When the family moved to Denver, he said he was given the opportunity to put that new vision into practice. He views the coming together of the three conferences as the chance to “re-invent ourselves,” to do things newly and differently, if the Holy Spirit so leads.

“A new shape and form of United Methodism is beginning in Nebraska and Kansas. What’s it’s going to be like to serve Christ in these states?” Jones asked.

“What would it be like if all 1,000 churches in Nebraska and Kansas were communities of love, sharing God’s love effectively?” he asked.

Jones also talked about replacing “drift with focus.”

Too many United Methodist churches have activities that are not focused on making disciples of Jesus Christ, according to Jones.

If activities don’t have a direct connection to making disciples, Jones said United Methodist churches should quit doing them.

“Faithfulness to your past requires change for your future,” Jones said.

Drawing on Acts 15:22-29, the bishop noted that the early church, as it was faced with Gentiles wanting to join the community of Jesus Christ, had “a full-blown problem” on its hands, as it had to leave much of its civil and ceremonial law behind and look at the situation morally.
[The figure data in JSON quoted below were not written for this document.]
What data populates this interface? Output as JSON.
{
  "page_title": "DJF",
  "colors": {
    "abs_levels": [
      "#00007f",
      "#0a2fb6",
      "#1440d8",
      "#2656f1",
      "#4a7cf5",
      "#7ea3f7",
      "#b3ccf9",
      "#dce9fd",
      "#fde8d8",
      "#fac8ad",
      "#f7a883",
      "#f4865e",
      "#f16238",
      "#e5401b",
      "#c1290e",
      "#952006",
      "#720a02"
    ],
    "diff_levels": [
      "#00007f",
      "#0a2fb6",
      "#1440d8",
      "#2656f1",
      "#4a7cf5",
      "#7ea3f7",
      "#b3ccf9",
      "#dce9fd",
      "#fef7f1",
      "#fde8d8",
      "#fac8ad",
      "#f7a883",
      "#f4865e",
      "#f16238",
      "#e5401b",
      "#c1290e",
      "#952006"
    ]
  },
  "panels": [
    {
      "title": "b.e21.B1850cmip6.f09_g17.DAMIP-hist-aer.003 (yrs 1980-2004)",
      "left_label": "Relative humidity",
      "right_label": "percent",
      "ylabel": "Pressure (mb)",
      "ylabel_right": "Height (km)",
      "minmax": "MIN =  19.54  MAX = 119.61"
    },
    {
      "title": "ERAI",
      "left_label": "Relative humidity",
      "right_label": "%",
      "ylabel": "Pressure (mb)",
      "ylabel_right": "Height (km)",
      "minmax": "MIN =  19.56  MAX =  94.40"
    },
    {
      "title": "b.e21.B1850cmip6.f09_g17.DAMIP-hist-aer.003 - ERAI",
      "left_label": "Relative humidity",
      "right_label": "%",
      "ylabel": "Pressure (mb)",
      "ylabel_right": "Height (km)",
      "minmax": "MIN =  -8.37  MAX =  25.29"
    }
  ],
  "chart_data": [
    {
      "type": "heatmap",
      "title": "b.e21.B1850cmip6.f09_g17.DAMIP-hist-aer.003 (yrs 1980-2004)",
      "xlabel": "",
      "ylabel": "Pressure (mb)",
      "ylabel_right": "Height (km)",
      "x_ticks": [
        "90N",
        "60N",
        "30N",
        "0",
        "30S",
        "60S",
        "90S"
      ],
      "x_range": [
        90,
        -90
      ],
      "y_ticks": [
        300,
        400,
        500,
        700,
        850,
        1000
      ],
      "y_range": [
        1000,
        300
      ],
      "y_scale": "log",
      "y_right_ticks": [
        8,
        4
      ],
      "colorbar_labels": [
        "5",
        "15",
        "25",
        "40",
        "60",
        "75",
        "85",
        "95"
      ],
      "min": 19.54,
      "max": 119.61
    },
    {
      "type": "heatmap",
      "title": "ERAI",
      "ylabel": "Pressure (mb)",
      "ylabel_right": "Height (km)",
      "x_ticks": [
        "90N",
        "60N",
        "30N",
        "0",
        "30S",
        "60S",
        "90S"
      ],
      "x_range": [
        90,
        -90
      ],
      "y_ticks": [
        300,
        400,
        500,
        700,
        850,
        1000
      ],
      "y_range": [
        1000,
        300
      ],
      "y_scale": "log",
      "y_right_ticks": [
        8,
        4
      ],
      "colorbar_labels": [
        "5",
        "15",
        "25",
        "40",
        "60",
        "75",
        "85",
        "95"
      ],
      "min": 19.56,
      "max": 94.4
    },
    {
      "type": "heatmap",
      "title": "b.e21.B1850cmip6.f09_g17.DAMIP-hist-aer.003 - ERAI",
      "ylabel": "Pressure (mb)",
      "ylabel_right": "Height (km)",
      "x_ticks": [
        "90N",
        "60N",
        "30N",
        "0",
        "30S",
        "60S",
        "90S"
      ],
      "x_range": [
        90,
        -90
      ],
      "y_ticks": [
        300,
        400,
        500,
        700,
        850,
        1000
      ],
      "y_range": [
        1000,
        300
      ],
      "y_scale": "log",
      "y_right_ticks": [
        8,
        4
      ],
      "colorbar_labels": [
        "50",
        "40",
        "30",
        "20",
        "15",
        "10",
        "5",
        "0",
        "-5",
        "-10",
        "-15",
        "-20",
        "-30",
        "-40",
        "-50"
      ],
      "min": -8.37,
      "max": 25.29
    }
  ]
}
Jones compared this with what Jesus did during his earthly ministry. As Jesus broke laws — healing on the Sabbath, speaking to a Samaritan woman, etc. — he showed his followers that the moral law was what mattered.

“Jesus had a boundary-crossing ministry that reached out to new people,” Jones said. This is what we need to be about as the Great Plains United Methodist Church, and we do it by being faithful to our past while we look to necessary change for our future.

Susan Cooper, associate communications director for Kansas, and Stuart Davis, pastor of the HOPE Parish in the Nebraska Conference, contributed to this story.